3. Everything after is the frame protocol: **the concatenation of binary
   message payloads in each direction is exactly the frame stream from
   transport A.** Frames may split across WebSocket messages and messages
   may pack multiple frames: decode the concatenated byte stream, not
   individual messages.
4. A failure to reach the guest closes with status `1011` + reason. After
   the `exit` frame is delivered the daemon closes with `1000`.

## File transfer: `POST /sandboxes/{id}/files` (push), `GET` (pull)

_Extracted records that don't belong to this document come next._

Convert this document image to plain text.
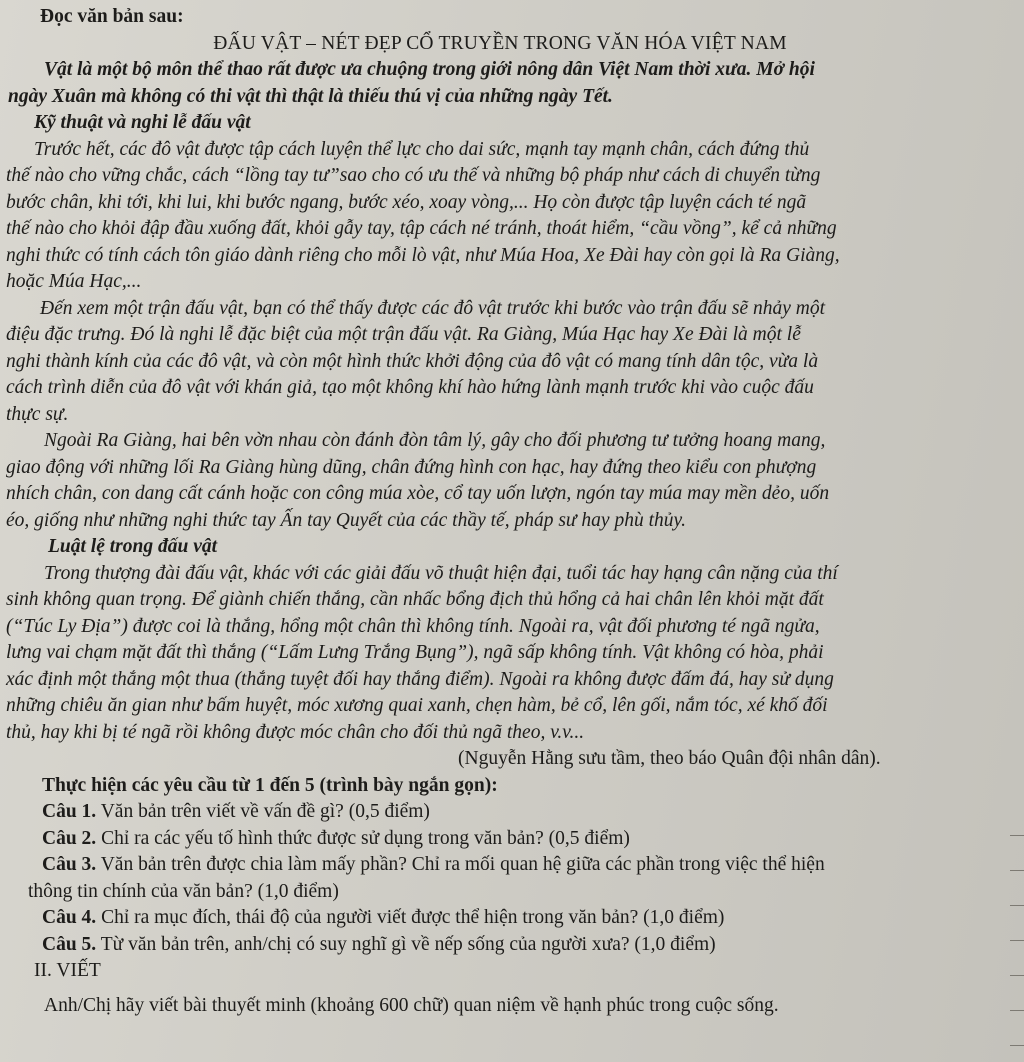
Đọc văn bản sau:
ĐẤU VẬT – NÉT ĐẸP CỔ TRUYỀN TRONG VĂN HÓA VIỆT NAM
Vật là một bộ môn thể thao rất được ưa chuộng trong giới nông dân Việt Nam thời xưa. Mở hội
ngày Xuân mà không có thi vật thì thật là thiếu thú vị của những ngày Tết.
Kỹ thuật và nghi lễ đấu vật
Trước hết, các đô vật được tập cách luyện thể lực cho dai sức, mạnh tay mạnh chân, cách đứng thủ
thế nào cho vững chắc, cách “lồng tay tư”sao cho có ưu thế và những bộ pháp như cách di chuyển từng
bước chân, khi tới, khi lui, khi bước ngang, bước xéo, xoay vòng,... Họ còn được tập luyện cách té ngã
thế nào cho khỏi đập đầu xuống đất, khỏi gẫy tay, tập cách né tránh, thoát hiểm, “cầu vồng”, kể cả những
nghi thức có tính cách tôn giáo dành riêng cho mỗi lò vật, như Múa Hoa, Xe Đài hay còn gọi là Ra Giàng,
hoặc Múa Hạc,...
Đến xem một trận đấu vật, bạn có thể thấy được các đô vật trước khi bước vào trận đấu sẽ nhảy một
điệu đặc trưng. Đó là nghi lễ đặc biệt của một trận đấu vật. Ra Giàng, Múa Hạc hay Xe Đài là một lễ
nghi thành kính của các đô vật, và còn một hình thức khởi động của đô vật có mang tính dân tộc, vừa là
cách trình diễn của đô vật với khán giả, tạo một không khí hào hứng lành mạnh trước khi vào cuộc đấu
thực sự.
Ngoài Ra Giàng, hai bên vờn nhau còn đánh đòn tâm lý, gây cho đối phương tư tưởng hoang mang,
giao động với những lối Ra Giàng hùng dũng, chân đứng hình con hạc, hay đứng theo kiểu con phượng
nhích chân, con dang cất cánh hoặc con công múa xòe, cổ tay uốn lượn, ngón tay múa may mền dẻo, uốn
éo, giống như những nghi thức tay Ấn tay Quyết của các thầy tế, pháp sư hay phù thủy.
Luật lệ trong đấu vật
Trong thượng đài đấu vật, khác với các giải đấu võ thuật hiện đại, tuổi tác hay hạng cân nặng của thí
sinh không quan trọng. Để giành chiến thắng, cần nhấc bổng địch thủ hổng cả hai chân lên khỏi mặt đất
(“Túc Ly Địa”) được coi là thắng, hổng một chân thì không tính. Ngoài ra, vật đối phương té ngã ngửa,
lưng vai chạm mặt đất thì thắng (“Lấm Lưng Trắng Bụng”), ngã sấp không tính. Vật không có hòa, phải
xác định một thắng một thua (thắng tuyệt đối hay thắng điểm). Ngoài ra không được đấm đá, hay sử dụng
những chiêu ăn gian như bấm huyệt, móc xương quai xanh, chẹn hàm, bẻ cổ, lên gối, nắm tóc, xé khố đối
thủ, hay khi bị té ngã rồi không được móc chân cho đối thủ ngã theo, v.v...
(Nguyễn Hằng sưu tầm, theo báo Quân đội nhân dân).
Thực hiện các yêu cầu từ 1 đến 5 (trình bày ngắn gọn):
Câu 1. Văn bản trên viết về vấn đề gì? (0,5 điểm)
Câu 2. Chỉ ra các yếu tố hình thức được sử dụng trong văn bản? (0,5 điểm)
Câu 3. Văn bản trên được chia làm mấy phần? Chỉ ra mối quan hệ giữa các phần trong việc thể hiện
thông tin chính của văn bản? (1,0 điểm)
Câu 4. Chỉ ra mục đích, thái độ của người viết được thể hiện trong văn bản? (1,0 điểm)
Câu 5. Từ văn bản trên, anh/chị có suy nghĩ gì về nếp sống của người xưa? (1,0 điểm)
II. VIẾT
Anh/Chị hãy viết bài thuyết minh (khoảng 600 chữ) quan niệm về hạnh phúc trong cuộc sống.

Not framed. Push streams a **tar archive** as the raw request body
(`?path=` names the guest destination directory); the guest agent extracts
entries beneath it and rejects any entry whose resolved path escapes
(absolute paths, `..`, symlinks pointing outside), then answers with a JSON
`WireFilesPutResult`. Pull (`GET …/files?path=`) returns a single file's
raw bytes. Both are plain HTTP streaming; no special client machinery.

## Fixtures

[`sdks/fixtures`](https://github.com/gnana997/crucible/blob/main/sdks/fixtures) contains recorded frame streams
(`*.bin`) plus [`manifest.json`](https://github.com/gnana997/crucible/blob/main/sdks/fixtures/manifest.json) describing
every frame in them: type byte, payload length, payload SHA-256, the
payload text when short/printable, and the parsed `ExecResult` for exit
frames. Invalid streams (truncated header/payload, oversize length) are
included with the required failure mode.

An SDK's codec test suite should, with no daemon and no KVM:

1. Parse `manifest.json`, assert its `header` constants match the codec's.
2. For every valid fixture: decode the `.bin`, compare each frame against
   the manifest entries, and require clean EOF after the last one.
3. For every `"invalid": true` fixture: require a decode error, never a
   clean EOF.
4. For `stdin_session.bin` (direction `host_to_guest`): *encode* the frames
   listed in the manifest and require byte-identical output; this checks
   the encoder half.

The fixtures are generated by [`sdks/fixtures/gen`](https://github.com/gnana997/crucible/blob/main/sdks/fixtures/gen)
using the real Go codec, and the manifest is derived by re-decoding the
generated bytes, so they cannot disagree with the implementation. CI
regenerates them (`make gen-fixtures`) and fails on any diff.